Prior to 1980, Lake Peigneur in Louisiana was a sleepy 11 feet shallow fresh-water lake. On the morning of November 20, 1980 the oil conglomerate Texaco made a major drilling error while exploring the lake for oil deposits. Below the lake rested the Jefferson Island Salt Mine, owned by the Diamond Crystal Salt Company. Although not proven because all evidence was washed away in the ensuing maelstrom the disaster is generally attributed to a miscalculation by the Texaco drilling team, which resulted in the drilling of a small hole through the salt mine ceiling, causing a violent chain reaction as the fresh water lake began rapidly draining into the mine, which soaked up the water almost as fast as it drained in. On the surface of the lake, a violent whirlpool formed which caused several barges, many trees and large portions of the surrounding terrain to be sucked into the mine.
The mine was actually so large that it sucked the lake water in completely, which actually caused the flow reversal of the Delcambre canal, which drained to the Gulf of Mexico. The lake began refilling with salt-water, temporarily creating the largest waterfall in Louisiana (at 100-150 feet) and drastically changing the lake’s biology by introducing new species of brackish plants and marine life to fill the now 1,300 feet deep salt-water lake.

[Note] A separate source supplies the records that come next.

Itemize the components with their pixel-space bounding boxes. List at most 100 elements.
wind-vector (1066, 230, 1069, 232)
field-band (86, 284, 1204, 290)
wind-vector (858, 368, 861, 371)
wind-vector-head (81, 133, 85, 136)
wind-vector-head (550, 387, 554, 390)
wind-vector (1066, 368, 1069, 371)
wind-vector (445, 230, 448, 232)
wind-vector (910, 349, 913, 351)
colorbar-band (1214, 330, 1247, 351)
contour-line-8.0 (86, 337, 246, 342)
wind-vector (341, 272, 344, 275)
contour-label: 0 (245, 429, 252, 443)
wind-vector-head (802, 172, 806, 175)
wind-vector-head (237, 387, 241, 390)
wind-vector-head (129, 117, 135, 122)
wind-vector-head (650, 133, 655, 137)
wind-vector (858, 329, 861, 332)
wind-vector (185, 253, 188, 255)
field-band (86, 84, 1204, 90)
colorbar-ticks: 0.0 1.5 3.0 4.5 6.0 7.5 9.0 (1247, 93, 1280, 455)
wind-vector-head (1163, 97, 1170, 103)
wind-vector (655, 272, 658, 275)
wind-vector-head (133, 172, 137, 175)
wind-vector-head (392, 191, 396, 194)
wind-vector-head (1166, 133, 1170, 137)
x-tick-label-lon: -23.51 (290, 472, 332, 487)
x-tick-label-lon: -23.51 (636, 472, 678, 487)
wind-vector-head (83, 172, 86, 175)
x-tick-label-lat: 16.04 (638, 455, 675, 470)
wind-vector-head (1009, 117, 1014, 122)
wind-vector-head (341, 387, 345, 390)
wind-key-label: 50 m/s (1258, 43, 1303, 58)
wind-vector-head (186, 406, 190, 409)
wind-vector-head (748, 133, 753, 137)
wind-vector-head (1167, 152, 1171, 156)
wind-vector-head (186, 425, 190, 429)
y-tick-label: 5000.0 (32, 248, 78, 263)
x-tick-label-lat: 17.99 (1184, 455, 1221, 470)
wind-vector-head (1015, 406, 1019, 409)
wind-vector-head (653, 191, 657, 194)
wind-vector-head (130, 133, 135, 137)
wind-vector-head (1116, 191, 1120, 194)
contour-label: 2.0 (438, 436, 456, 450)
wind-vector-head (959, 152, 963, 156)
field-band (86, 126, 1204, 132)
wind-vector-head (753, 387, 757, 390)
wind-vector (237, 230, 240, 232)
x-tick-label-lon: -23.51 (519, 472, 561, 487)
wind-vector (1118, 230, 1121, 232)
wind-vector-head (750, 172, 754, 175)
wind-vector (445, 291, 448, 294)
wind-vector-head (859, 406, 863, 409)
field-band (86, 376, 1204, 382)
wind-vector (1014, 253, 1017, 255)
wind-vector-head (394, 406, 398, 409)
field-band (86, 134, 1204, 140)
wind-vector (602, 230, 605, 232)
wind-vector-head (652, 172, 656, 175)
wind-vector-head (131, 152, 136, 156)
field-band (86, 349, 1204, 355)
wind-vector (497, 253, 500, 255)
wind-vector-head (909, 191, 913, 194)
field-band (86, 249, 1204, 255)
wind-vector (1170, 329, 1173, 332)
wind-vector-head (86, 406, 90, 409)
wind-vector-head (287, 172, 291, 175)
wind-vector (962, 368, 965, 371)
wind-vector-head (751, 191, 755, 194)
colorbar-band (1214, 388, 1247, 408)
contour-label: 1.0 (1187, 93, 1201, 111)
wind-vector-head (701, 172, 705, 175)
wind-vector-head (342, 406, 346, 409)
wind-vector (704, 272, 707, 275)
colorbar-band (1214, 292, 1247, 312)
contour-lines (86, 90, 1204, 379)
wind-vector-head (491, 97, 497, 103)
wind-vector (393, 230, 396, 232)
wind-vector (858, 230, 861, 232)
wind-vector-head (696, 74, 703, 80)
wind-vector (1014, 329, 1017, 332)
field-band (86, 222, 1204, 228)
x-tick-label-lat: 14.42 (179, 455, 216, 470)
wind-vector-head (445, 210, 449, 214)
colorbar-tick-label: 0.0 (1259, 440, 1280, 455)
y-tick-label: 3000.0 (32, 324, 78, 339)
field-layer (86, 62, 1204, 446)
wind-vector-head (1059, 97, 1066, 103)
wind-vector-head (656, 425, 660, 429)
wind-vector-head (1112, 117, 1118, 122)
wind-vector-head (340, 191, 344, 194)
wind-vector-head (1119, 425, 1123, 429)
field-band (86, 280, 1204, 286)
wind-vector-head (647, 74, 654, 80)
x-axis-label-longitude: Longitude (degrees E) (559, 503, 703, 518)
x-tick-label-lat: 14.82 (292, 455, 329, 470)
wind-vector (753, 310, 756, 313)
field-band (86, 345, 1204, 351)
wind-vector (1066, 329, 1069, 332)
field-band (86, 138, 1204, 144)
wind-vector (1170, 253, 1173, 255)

Remarkably, there there were no injuries and no human lives lost in this dramatic event – all 55 employees down in the salt mine at the time of the accident were able to escape, some through heroic efforts by co-workers, and the staff of the drilling rig escaped the platform before it was sucked down into the new depths of the lake – though three dogs were reported killed. Days after the disaster, nine of the eleven sunken barges popped out of the whirlpool and re-floated on the lake’s surface.
The drilling company, Texaco and Wilson Brothers paid $32 million (USD) to Diamond Crystal and $12.8 million to nearby Live Oak Gardens in out-of-court settlements to compensate for the damage caused.